Grief has a way of washing
                                                                                                 away
         most of
        the detail.

               I

         am   left

       with                     a chalk

outline        made of

  ashes          and

           smudged

               by

        tears.

It was the first time I wondered if death required a dress code.
It was the first time I saw my father weep in public.
It was the first time our surviving members
held hands in the saddest of all daisy chains
accept for
Robbie who held a palm frond
                                                                                          and sat apart from us because
we all have our way of hiding
and a drunk is many things but
subtle is not one of them.

Even Jennifer was there,
the sister who "doesn't do death".
I learned that day that you could be
present but really
somewhere else
                                                                                           far away.

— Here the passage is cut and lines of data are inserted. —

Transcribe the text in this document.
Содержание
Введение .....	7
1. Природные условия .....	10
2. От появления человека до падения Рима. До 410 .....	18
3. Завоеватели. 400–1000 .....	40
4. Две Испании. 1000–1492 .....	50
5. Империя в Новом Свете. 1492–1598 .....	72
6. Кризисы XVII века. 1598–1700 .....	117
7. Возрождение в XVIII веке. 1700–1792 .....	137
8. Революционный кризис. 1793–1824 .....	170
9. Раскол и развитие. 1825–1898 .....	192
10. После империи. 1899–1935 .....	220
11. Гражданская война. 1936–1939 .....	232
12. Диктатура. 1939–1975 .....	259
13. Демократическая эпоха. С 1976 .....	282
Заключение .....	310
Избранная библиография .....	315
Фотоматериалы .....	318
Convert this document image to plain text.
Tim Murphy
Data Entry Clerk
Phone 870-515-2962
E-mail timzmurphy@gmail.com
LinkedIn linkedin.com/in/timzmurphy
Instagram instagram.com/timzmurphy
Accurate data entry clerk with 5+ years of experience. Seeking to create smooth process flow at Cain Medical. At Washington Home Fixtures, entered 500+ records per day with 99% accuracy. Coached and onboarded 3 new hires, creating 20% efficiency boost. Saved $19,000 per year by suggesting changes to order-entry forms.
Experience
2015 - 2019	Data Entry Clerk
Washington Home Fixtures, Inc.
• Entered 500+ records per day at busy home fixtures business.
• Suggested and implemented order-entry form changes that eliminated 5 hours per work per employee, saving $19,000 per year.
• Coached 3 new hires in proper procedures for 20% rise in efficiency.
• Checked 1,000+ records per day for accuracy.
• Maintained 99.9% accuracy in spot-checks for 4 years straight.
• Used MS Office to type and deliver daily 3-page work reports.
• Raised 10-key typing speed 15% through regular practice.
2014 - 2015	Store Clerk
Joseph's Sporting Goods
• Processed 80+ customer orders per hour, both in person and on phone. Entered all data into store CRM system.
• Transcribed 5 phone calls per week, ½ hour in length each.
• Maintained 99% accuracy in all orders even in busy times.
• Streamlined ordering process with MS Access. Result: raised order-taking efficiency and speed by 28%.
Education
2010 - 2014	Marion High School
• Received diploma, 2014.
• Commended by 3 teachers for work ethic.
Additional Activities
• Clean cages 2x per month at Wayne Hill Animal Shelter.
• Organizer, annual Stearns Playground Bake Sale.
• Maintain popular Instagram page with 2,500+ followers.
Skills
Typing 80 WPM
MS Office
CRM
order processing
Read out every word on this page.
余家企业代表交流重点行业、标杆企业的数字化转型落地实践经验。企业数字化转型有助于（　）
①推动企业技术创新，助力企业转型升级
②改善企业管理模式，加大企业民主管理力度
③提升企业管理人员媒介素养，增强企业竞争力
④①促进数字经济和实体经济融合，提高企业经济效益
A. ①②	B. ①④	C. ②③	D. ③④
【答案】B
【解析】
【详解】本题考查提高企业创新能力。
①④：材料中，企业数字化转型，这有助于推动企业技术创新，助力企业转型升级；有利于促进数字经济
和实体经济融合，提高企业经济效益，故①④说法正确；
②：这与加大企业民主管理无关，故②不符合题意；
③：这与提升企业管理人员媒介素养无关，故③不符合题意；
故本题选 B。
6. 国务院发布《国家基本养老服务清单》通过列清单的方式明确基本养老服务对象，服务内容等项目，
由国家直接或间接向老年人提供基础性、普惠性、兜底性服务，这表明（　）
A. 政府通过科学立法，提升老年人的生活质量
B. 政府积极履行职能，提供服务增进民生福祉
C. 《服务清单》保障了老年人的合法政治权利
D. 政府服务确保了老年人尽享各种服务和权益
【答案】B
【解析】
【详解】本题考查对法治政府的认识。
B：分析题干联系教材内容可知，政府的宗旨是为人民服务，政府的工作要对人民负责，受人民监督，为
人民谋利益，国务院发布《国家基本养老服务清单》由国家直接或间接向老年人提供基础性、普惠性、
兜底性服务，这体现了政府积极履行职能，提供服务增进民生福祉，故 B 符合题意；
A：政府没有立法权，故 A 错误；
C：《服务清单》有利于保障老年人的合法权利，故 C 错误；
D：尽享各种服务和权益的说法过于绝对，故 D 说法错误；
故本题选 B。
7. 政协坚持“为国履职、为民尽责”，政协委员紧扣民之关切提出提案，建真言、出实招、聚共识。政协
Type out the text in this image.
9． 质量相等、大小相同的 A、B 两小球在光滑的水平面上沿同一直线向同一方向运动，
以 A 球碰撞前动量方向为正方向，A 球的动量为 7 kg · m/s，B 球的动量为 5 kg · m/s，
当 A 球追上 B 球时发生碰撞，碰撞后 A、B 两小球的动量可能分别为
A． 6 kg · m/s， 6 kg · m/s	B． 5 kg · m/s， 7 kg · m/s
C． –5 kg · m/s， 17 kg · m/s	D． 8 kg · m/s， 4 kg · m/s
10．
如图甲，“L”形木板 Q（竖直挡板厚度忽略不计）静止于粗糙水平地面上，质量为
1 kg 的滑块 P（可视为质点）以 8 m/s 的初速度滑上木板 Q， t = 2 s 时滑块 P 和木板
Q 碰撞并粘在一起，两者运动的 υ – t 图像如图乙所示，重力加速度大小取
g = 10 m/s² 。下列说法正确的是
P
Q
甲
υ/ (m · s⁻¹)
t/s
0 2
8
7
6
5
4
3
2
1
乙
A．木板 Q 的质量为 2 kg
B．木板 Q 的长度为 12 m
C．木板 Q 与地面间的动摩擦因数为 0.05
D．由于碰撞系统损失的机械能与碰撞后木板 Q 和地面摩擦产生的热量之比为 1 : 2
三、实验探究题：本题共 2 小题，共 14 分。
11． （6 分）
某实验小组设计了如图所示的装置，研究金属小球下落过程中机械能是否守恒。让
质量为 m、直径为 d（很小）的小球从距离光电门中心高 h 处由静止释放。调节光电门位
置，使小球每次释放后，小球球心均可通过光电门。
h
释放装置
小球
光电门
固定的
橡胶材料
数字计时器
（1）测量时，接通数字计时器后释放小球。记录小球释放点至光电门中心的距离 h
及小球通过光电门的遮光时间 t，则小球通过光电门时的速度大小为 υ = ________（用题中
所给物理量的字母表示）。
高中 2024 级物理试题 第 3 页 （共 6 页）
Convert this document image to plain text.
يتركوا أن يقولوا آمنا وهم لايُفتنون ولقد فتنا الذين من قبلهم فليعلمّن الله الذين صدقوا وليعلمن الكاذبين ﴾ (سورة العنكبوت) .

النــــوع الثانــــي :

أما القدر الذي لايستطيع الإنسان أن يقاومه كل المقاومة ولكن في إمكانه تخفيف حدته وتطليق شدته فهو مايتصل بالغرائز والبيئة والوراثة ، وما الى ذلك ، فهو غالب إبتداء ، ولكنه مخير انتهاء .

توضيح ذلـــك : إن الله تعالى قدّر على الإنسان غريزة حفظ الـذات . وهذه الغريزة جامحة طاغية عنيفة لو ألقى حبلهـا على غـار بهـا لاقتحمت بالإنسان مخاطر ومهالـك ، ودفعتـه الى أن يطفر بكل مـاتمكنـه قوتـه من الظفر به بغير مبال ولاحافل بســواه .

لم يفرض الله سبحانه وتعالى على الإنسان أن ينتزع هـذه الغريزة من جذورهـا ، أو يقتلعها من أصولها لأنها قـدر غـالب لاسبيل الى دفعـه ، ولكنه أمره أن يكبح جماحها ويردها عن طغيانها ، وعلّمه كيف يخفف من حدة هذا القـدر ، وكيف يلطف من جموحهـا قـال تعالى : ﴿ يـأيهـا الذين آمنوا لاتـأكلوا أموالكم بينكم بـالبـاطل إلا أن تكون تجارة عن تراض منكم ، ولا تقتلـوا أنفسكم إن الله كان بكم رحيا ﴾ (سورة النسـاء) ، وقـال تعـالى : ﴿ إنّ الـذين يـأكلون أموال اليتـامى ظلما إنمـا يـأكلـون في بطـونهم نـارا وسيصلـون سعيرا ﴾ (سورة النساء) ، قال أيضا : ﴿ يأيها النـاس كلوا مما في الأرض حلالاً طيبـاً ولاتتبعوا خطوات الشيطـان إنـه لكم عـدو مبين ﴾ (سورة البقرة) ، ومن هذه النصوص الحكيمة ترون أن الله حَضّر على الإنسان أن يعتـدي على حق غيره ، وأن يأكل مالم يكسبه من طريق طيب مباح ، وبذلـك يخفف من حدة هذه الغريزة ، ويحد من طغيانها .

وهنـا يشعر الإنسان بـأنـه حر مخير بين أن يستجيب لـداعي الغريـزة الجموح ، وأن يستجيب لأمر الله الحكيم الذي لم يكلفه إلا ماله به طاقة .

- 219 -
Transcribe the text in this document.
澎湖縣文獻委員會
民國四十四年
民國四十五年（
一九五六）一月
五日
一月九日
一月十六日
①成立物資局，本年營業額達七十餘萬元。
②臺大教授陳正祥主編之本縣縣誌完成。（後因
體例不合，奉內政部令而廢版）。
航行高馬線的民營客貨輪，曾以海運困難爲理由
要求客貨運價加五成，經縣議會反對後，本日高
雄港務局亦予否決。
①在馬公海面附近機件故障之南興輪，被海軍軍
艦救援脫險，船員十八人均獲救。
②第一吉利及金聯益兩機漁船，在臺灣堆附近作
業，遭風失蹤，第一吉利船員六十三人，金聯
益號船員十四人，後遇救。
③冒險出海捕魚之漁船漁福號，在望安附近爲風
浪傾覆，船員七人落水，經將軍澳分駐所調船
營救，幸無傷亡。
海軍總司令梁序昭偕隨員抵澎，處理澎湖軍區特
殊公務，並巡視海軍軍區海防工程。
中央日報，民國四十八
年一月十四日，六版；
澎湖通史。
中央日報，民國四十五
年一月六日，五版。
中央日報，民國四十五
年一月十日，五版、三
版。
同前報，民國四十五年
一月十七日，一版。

I choked out a memorial speech last minute
for my parents who could not,
cracking jokes as Pete would want it.
It ended with the Little Rascals hand solute;
a wave good-bye under the chin.

The service was filled with people Pete had saved.
Suicide prevention success stories
shook my hand, confused by the loss
of the hand that saved them.
We were a room full of hot hair
                                                                                            floating about
without a string to ground us.


I remember Margaret most of all.
She was as vibrant as the tiny
film canisters she painted with
winter scenes that included the
temperature of the landscape.
It was her signature left in degrees.
I can't explain why
but in the moment I LOVED THIS.
It took me somewhere else                                                   far away
closer to heaven, cool, and snow peaked.

Robin eggs blue,
her business card
hatched this morning
from the black depths
of a crowded top drawer.

In this moment
I had to look                                                                          her up.

She died
a few years after my brother
following Pete slowly
                                                                                              a tired balloon rising
from an open hand.

     
Fahrenheit or celsius?
Her obituary lacks how hot or cold
her resting place is
but it is 52° currently;



                                                                                              in her memory.